In each of the 50 missions, you control a team of one to four cyborg agents.  Before deployment, each agent can be outfitted with weapons and bio-mods -- mechanical body alterations which improve speed, stamina, and other performance areas that make up a well-rounded killing machine.  Weapons and mods cost money, and you are on a tight budget, so choose wisely and intelligently. Money can also be allotted to research to produce more effective bio-mods and deadlier weapons.  (The more you spend, the faster your current research project is completed.)  As you progress through the increasingly difficult missions improved technology will be vital to your success.

Once deployed, your squad appears on a stunningly drawn map of the city or complex that serves as the mission's arena. The 3D three-quarters viewpoint is beautiful to behold, and is also very functional, allowing you to direct your squad with great accuracy. A scanner in the lower left corner of the screen identifies your primary target, and alerts you to incoming police (who shoot anyone brandishing a weapon) and enemy agents, who never seem to bother with formal introductions before they start blasting away at you.

There seem to be three main types of missions: assassination, personnel acquisition (through chemically induced brainwave dampening), and mass extermination.  While the primary goal of many missions is basically identical, each mission has its own background description which makes it stand out from others of its type.  More importantly, each mission has its own unique challenges to overcome, and the real-time action demands that you think on your feet and analyze your situation quickly.  Making strategic use of the mission-specific geography is often the only way to survive the waves of firefights that the enemy syndicates thrust upon you. Mastering the use of your agents' CHIPs to control their intelligence, perception, and adrenaline levels is also a key to success, especially when using the full compliment of four cyborgs.  Once the setting and lush graphics capture you and the gameplay hooks you, the Sound Blaster sound reels you in and polishes you off.  An eerie, moody piece of music plays in the background, and for once in computer game history is isn't annoying.  May wonders never cease!  The true sonic icing on the cake is the sound of the weapons, though.

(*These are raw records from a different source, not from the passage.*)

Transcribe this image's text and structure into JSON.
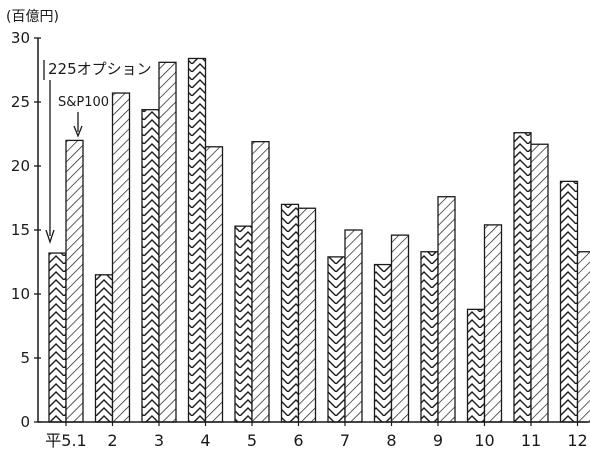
{
  "chart_data": {
    "type": "bar",
    "unit_label": "(百億円)",
    "categories": [
      "平5.1",
      "2",
      "3",
      "4",
      "5",
      "6",
      "7",
      "8",
      "9",
      "10",
      "11",
      "12"
    ],
    "series": [
      {
        "name": "225オプション",
        "values": [
          13.2,
          11.5,
          24.4,
          28.4,
          15.3,
          17.0,
          12.9,
          12.3,
          13.3,
          8.8,
          22.6,
          18.8
        ]
      },
      {
        "name": "S&P100",
        "values": [
          22.0,
          25.7,
          28.1,
          21.5,
          21.9,
          16.7,
          15.0,
          14.6,
          17.6,
          15.4,
          21.7,
          13.3
        ]
      }
    ],
    "ylim": [
      0,
      30
    ],
    "yticks": [
      0,
      5,
      10,
      15,
      20,
      25,
      30
    ],
    "grid": false,
    "colors": {
      "ink": "#1a1a1a",
      "background": "#ffffff"
    }
  }
}
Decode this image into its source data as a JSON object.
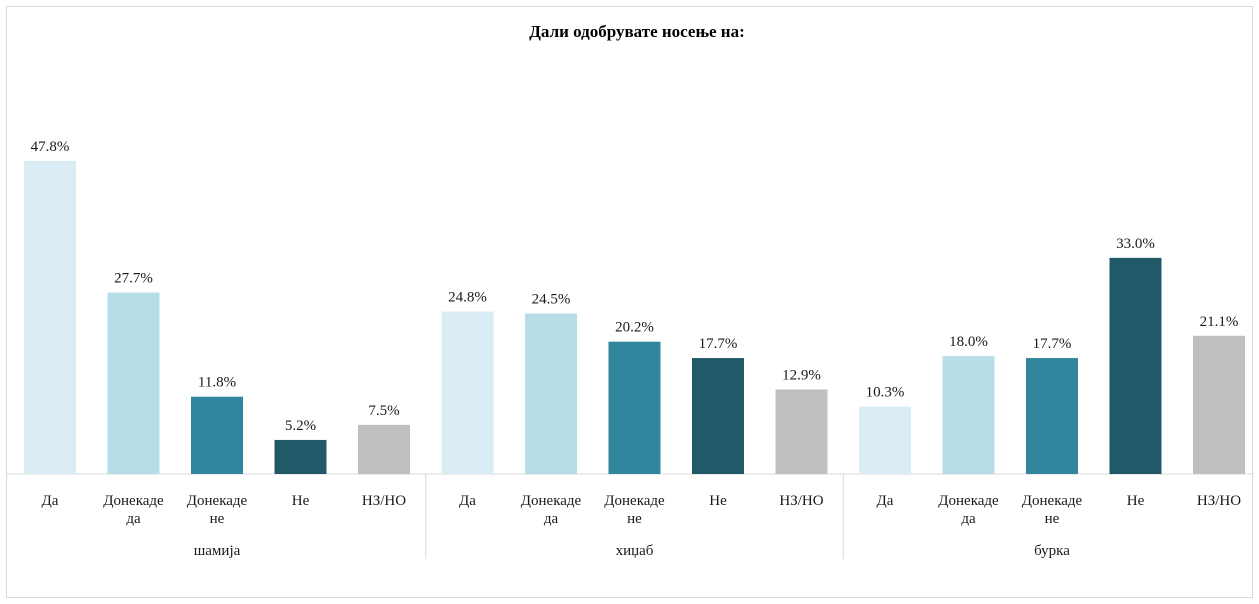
{
  "chart_data": {
    "type": "bar",
    "title": "Дали одобрувате носење на:",
    "xlabel": "",
    "ylabel": "",
    "ylim": [
      0,
      50
    ],
    "grid": false,
    "legend": "none",
    "value_format": "percent_1dp",
    "groups": [
      {
        "name": "шамија",
        "categories": [
          "Да",
          "Донекаде да",
          "Донекаде не",
          "Не",
          "НЗ/НО"
        ],
        "values": [
          47.8,
          27.7,
          11.8,
          5.2,
          7.5
        ]
      },
      {
        "name": "хиџаб",
        "categories": [
          "Да",
          "Донекаде да",
          "Донекаде не",
          "Не",
          "НЗ/НО"
        ],
        "values": [
          24.8,
          24.5,
          20.2,
          17.7,
          12.9
        ]
      },
      {
        "name": "бурка",
        "categories": [
          "Да",
          "Донекаде да",
          "Донекаде не",
          "Не",
          "НЗ/НО"
        ],
        "values": [
          10.3,
          18.0,
          17.7,
          33.0,
          21.1
        ]
      }
    ],
    "category_colors": {
      "Да": "#daedf4",
      "Донекаде да": "#b7dde8",
      "Донекаде не": "#31859c",
      "Не": "#215968",
      "НЗ/НО": "#bfbfbf"
    },
    "tick_label_lines": {
      "Да": [
        "Да"
      ],
      "Донекаде да": [
        "Донекаде",
        "да"
      ],
      "Донекаде не": [
        "Донекаде",
        "не"
      ],
      "Не": [
        "Не"
      ],
      "НЗ/НО": [
        "НЗ/НО"
      ]
    }
  }
}
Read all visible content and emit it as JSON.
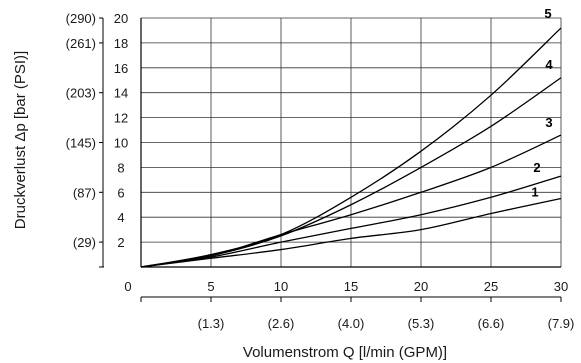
{
  "chart_data": {
    "type": "line",
    "title": "",
    "xlabel": "Volumenstrom Q [l/min (GPM)]",
    "ylabel": "Druckverlust Δp [bar (PSI)]",
    "xlim": [
      0,
      30
    ],
    "ylim": [
      0,
      20
    ],
    "grid": true,
    "x_ticks": [
      0,
      5,
      10,
      15,
      20,
      25,
      30
    ],
    "x_secondary_ticks": [
      {
        "x": 5,
        "label": "(1.3)"
      },
      {
        "x": 10,
        "label": "(2.6)"
      },
      {
        "x": 15,
        "label": "(4.0)"
      },
      {
        "x": 20,
        "label": "(5.3)"
      },
      {
        "x": 25,
        "label": "(6.6)"
      },
      {
        "x": 30,
        "label": "(7.9)"
      }
    ],
    "y_ticks": [
      2,
      4,
      6,
      8,
      10,
      12,
      14,
      16,
      18,
      20
    ],
    "y_secondary_ticks": [
      {
        "y": 2,
        "label": "(29)"
      },
      {
        "y": 6,
        "label": "(87)"
      },
      {
        "y": 10,
        "label": "(145)"
      },
      {
        "y": 14,
        "label": "(203)"
      },
      {
        "y": 18,
        "label": "(261)"
      },
      {
        "y": 20,
        "label": "(290)"
      }
    ],
    "x": [
      0,
      5,
      10,
      15,
      20,
      25,
      30
    ],
    "series": [
      {
        "name": "1",
        "values": [
          0,
          0.7,
          1.4,
          2.3,
          3.0,
          4.3,
          5.5
        ]
      },
      {
        "name": "2",
        "values": [
          0,
          0.8,
          2.0,
          3.1,
          4.2,
          5.6,
          7.3
        ]
      },
      {
        "name": "3",
        "values": [
          0,
          0.9,
          2.6,
          4.2,
          6.0,
          8.0,
          10.6
        ]
      },
      {
        "name": "4",
        "values": [
          0,
          0.9,
          2.5,
          5.0,
          8.0,
          11.3,
          15.2
        ]
      },
      {
        "name": "5",
        "values": [
          0,
          1.0,
          2.6,
          5.6,
          9.3,
          13.8,
          19.2
        ]
      }
    ]
  }
}
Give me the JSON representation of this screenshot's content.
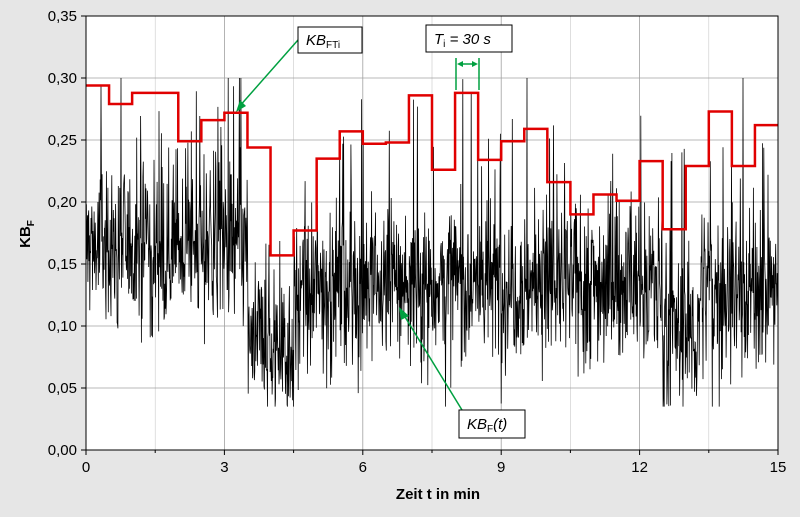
{
  "chart_data": {
    "type": "line",
    "xlabel": "Zeit t in min",
    "ylabel_main": "KB",
    "ylabel_sub": "F",
    "xlim": [
      0,
      15
    ],
    "ylim": [
      0,
      0.35
    ],
    "x_ticks": [
      "0",
      "3",
      "6",
      "9",
      "12",
      "15"
    ],
    "x_tick_values": [
      0,
      3,
      6,
      9,
      12,
      15
    ],
    "y_ticks": [
      "0,00",
      "0,05",
      "0,10",
      "0,15",
      "0,20",
      "0,25",
      "0,30",
      "0,35"
    ],
    "y_tick_values": [
      0,
      0.05,
      0.1,
      0.15,
      0.2,
      0.25,
      0.3,
      0.35
    ],
    "grid": true,
    "colors": {
      "step": "#e00000",
      "signal": "#000000",
      "annotation": "#00a040",
      "plot_bg": "#ffffff",
      "page_bg": "#e6e6e6"
    },
    "series": [
      {
        "name": "KB_FTi",
        "kind": "step",
        "interval_min": 0.5,
        "values": [
          0.294,
          0.279,
          0.288,
          0.288,
          0.249,
          0.266,
          0.272,
          0.244,
          0.157,
          0.177,
          0.235,
          0.257,
          0.247,
          0.248,
          0.286,
          0.226,
          0.288,
          0.234,
          0.249,
          0.259,
          0.216,
          0.19,
          0.206,
          0.201,
          0.233,
          0.178,
          0.229,
          0.273,
          0.229,
          0.262
        ]
      },
      {
        "name": "KB_F(t)",
        "kind": "noise",
        "segment_means": [
          {
            "from": 0,
            "to": 3.5,
            "mean": 0.165
          },
          {
            "from": 3.5,
            "to": 4.5,
            "mean": 0.085
          },
          {
            "from": 4.5,
            "to": 5.0,
            "mean": 0.12
          },
          {
            "from": 5.0,
            "to": 12.5,
            "mean": 0.135
          },
          {
            "from": 12.5,
            "to": 13.3,
            "mean": 0.095
          },
          {
            "from": 13.3,
            "to": 15.0,
            "mean": 0.13
          }
        ]
      }
    ],
    "annotations": {
      "kbfti_main": "KB",
      "kbfti_sub": "FTi",
      "kbft_main": "KB",
      "kbft_sub": "F",
      "kbft_tail": "(t)",
      "ti_main": "T",
      "ti_sub": "i",
      "ti_tail": " = 30 s"
    }
  }
}
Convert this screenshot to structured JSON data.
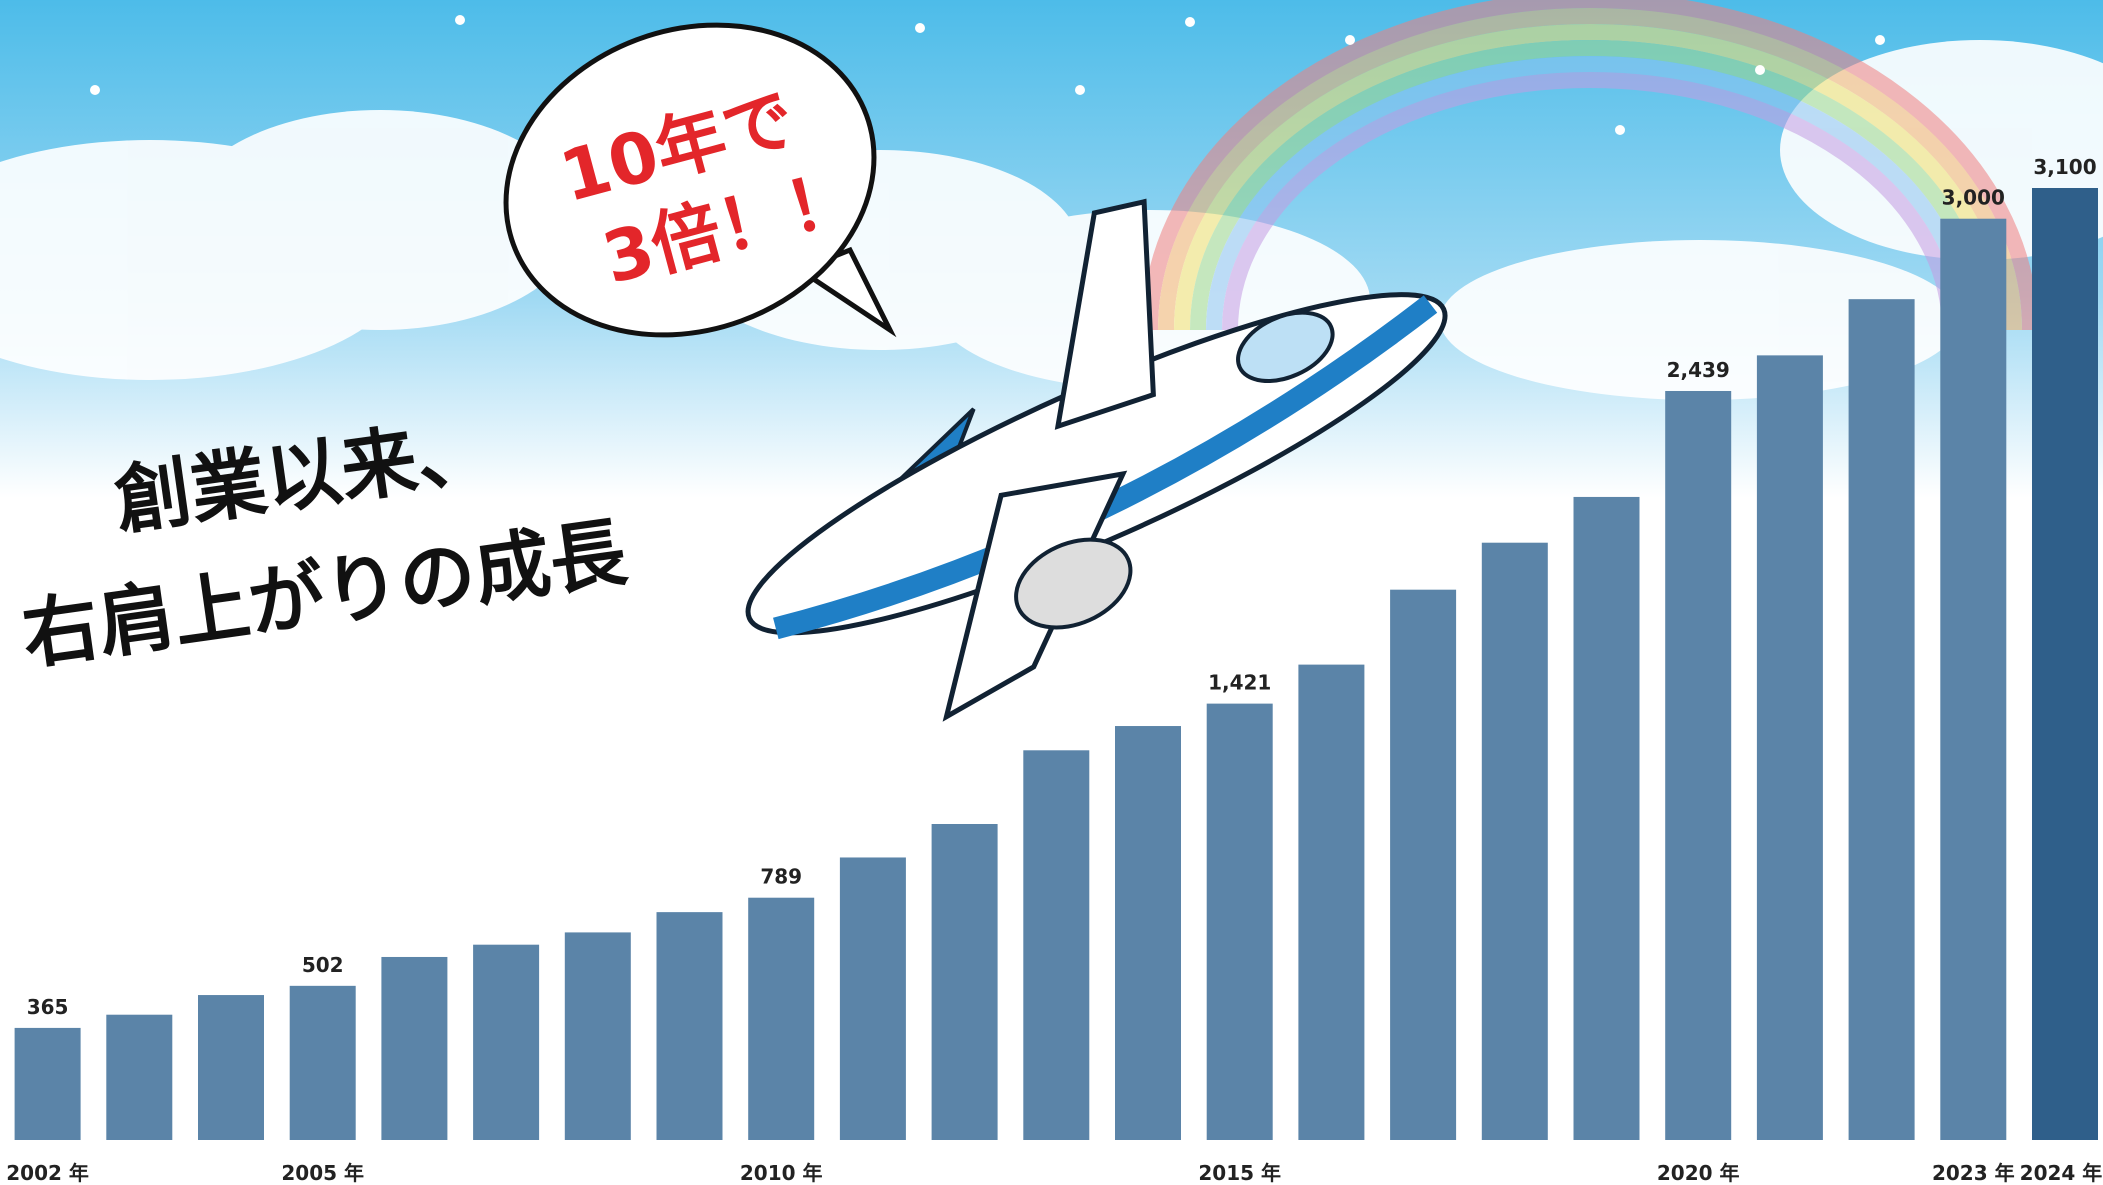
{
  "chart_data": {
    "type": "bar",
    "title": [
      "創業以来、",
      "右肩上がりの成長"
    ],
    "annotations": [
      "10年で",
      "3倍！！"
    ],
    "categories": [
      "2002 年",
      null,
      null,
      "2005 年",
      null,
      null,
      null,
      null,
      "2010 年",
      null,
      null,
      null,
      null,
      "2015 年",
      null,
      null,
      null,
      null,
      "2020 年",
      null,
      null,
      "2023 年",
      "2024 年"
    ],
    "values": [
      365,
      408,
      472,
      502,
      596,
      636,
      676,
      742,
      789,
      920,
      1029,
      1269,
      1348,
      1421,
      1548,
      1792,
      1945,
      2094,
      2439,
      2555,
      2738,
      3000,
      3100
    ],
    "value_labels": [
      "365",
      null,
      null,
      "502",
      null,
      null,
      null,
      null,
      "789",
      null,
      null,
      null,
      null,
      "1,421",
      null,
      null,
      null,
      null,
      "2,439",
      null,
      null,
      "3,000",
      "3,100"
    ],
    "colors": [
      "#5b84a8",
      "#5b84a8",
      "#5b84a8",
      "#5b84a8",
      "#5b84a8",
      "#5b84a8",
      "#5b84a8",
      "#5b84a8",
      "#5b84a8",
      "#5b84a8",
      "#5b84a8",
      "#5b84a8",
      "#5b84a8",
      "#5b84a8",
      "#5b84a8",
      "#5b84a8",
      "#5b84a8",
      "#5b84a8",
      "#5b84a8",
      "#5b84a8",
      "#5b84a8",
      "#5b84a8",
      "#2f5f8a"
    ]
  }
}
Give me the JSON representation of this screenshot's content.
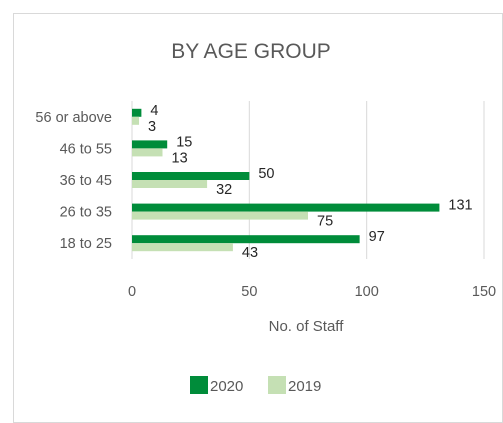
{
  "chart_data": {
    "type": "bar",
    "orientation": "horizontal",
    "title": "BY AGE GROUP",
    "categories": [
      "56 or above",
      "46 to 55",
      "36 to 45",
      "26 to 35",
      "18 to 25"
    ],
    "series": [
      {
        "name": "2020",
        "color": "#008c3a",
        "values": [
          4,
          15,
          50,
          131,
          97
        ]
      },
      {
        "name": "2019",
        "color": "#c5e0b4",
        "values": [
          3,
          13,
          32,
          75,
          43
        ]
      }
    ],
    "xlabel": "No. of Staff",
    "ylabel": "",
    "xlim": [
      0,
      150
    ],
    "xticks": [
      "0",
      "50",
      "100",
      "150"
    ],
    "grid": true,
    "legend_position": "bottom"
  }
}
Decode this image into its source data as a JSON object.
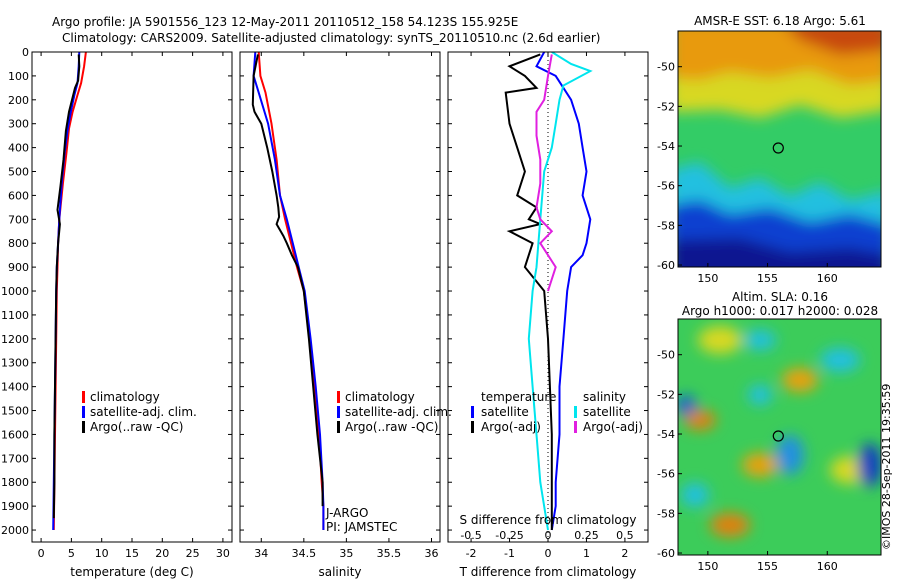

Uzis rattle out their deadly spray, shotguns boom and re-cock, lasers whine as they evaporate their targets, and rockets burst with a speaker- shattering explosion that I frankly didn't think my old 8-bit dinosaur card was capable of.  All these aspects combine into one powerful whole that envelops the player in a rich gaming world more effectively than any role playing game I have ever encountered. You don't just play Syndicate, you enter into and become a part of it.

Bullfrog and Electronic Arts have joined forces to produce a dark, evil masterpiece of a game.  I have never played a tactical strategy game that draws you into the gaming universe as completely as Syndicate does.  This is a solid real-time strategy game with beautifully repulsive graphics and powerful, atmospheric sound. Squeamish non-violent gamers who have a problem with suspending their morals along with their disbelief should definitely seek their entertainment elsewhere, but for those of us who don't mind having a little innocent blood on our hands Syndicate is a thrilling ride straight to the dark heart of cyberhell.